1. **Add `hs-api-tokens` and token helpers** (`lib/hyperscript/runtime.sx`).
Includes `hs-raw->api-token`, type-map, op-name table,
`hs-stream-token/consume/has-more`, EOF sentinel with
`"<<<EOF>>>"` value. No test delta yet — API-only.
2. **Extend string-escape table** in `read-string` (tokenizer):
add `\b \f \r \v \xNN`, keep existing `\n \t \\ <quote>`. Emit
structured error message `"Invalid hexadecimal escape: ..."` or
`"Unterminated string"`. Unlocks tests 2, 6, 13, 14.

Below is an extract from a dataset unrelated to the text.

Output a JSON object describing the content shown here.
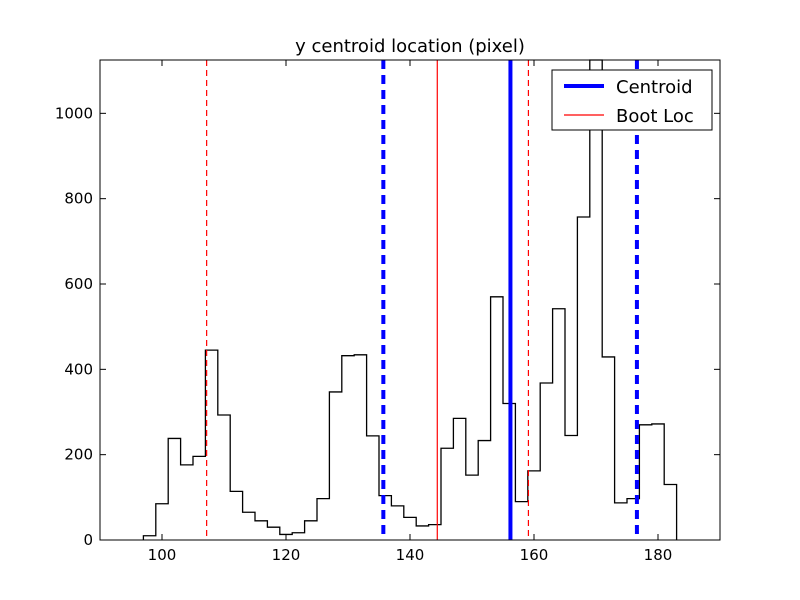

3. **Add `==` / `===` / `<=` / `>=` lookahead** in tokenizer scan!.
Currently only `[=!<>]=` is matched. Unlocks test 12.
4. **Add `--` line-comment support** to scan!. Currently only `//`
(through selector disambiguation) is handled. Unlocks test 5.
5. **Add `hs-tokenize-template`** variant for template-bootstrap
lexical mode. Shared scan helpers extracted. Unlocks tests 1, 15.
6. **Generator pattern** in `tests/playwright/generate-sx-tests.py`:
recognise `_hyperscript.internals.tokenizer.tokenize(src[, true])`
+ consumer chain, emit SX `deftest` using the helpers from step 1.
Unlocks the 16 remaining eval-only tests (test 17 already has DOM
shape).
7. **Regenerate `spec/tests/test-hyperscript-behavioral.sx`** and run
`mcp__hs-test__hs_test_run(suite="hs-upstream-core/tokenizer")`.
Expected: 17/17, with test 17 also passing thanks to step 2's
escape fixes (it depends on `\$` / `\${` in `read-template`).
8. **Update** `plans/hs-conformance-to-100.md` row 37 to
`done (+17)` and tick the scoreboard in the same commit.
Work stays inside `lib/hyperscript/**`, `shared/static/wasm/sx/hs-*`,
`tests/playwright/generate-sx-tests.py`, and the two plan files —
matching the scope rule in the conformance plan. `shared/static/wasm/
sx/hs-runtime.sx` must be re-copied after each runtime edit.